Authors: Tamar Ervin (UC Berkeley), Alfred Mallet (UC Berkeley), Stefan Eriksson (Laboratory for Atmospheric and Space Physics), Marc Swisdak (University of Maryland, College Park), James Juno (Princeton Plasma Physics Laboratory), Trevor A. Bowen (UC Berkeley), Orlando Romeo (UC Berkeley), Roberto Livi (UC Berkeley), Phyllis Whittlesey (UC Berkeley), Davin E. Larson (UC Berkeley), Stuart D. Bale (UC Berkeley)

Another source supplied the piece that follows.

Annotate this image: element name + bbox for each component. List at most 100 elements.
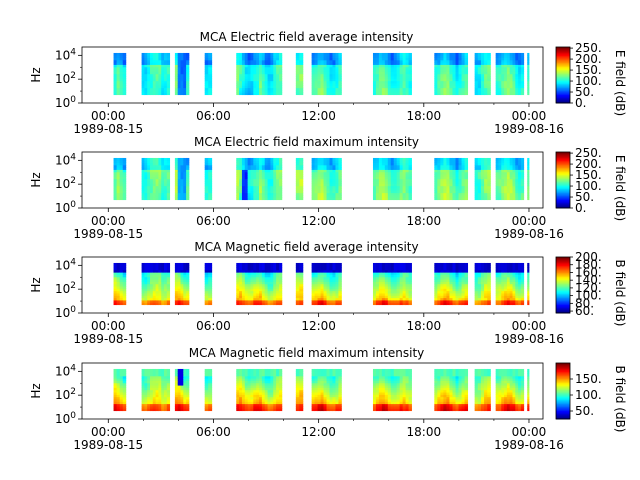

Using near-Sun observations from Parker Solar Probe (PSP) Encounters 4 to 11 (Jan 2020 to March 2022), we test the suppression of magnetic reconnection onset due to flow shear. We compare estimates of the tearing mode growth rate in the presence of shear flow relative to the classic theory (Mallet et al., 2025) for time periods identified as containing reconnecting current sheets (Eriksson et al., 2024) versus non-reconnecting times, finding systematically larger growth rates for reconnecting periods. We also compare with fast, slow, and slow Alfvenic streams (Ervin et al, 2024c) and find that the growth rate is suppressed in highly Alfvenic fast and slow wind, leading to longer reconnection onset times. These wind streams have strong flow shears, supporting the idea of reconnection suppression by shear flow. This could help explain the absence of reconnection events in the highly Alfvenic, near-Sun solar wind observed by PSP.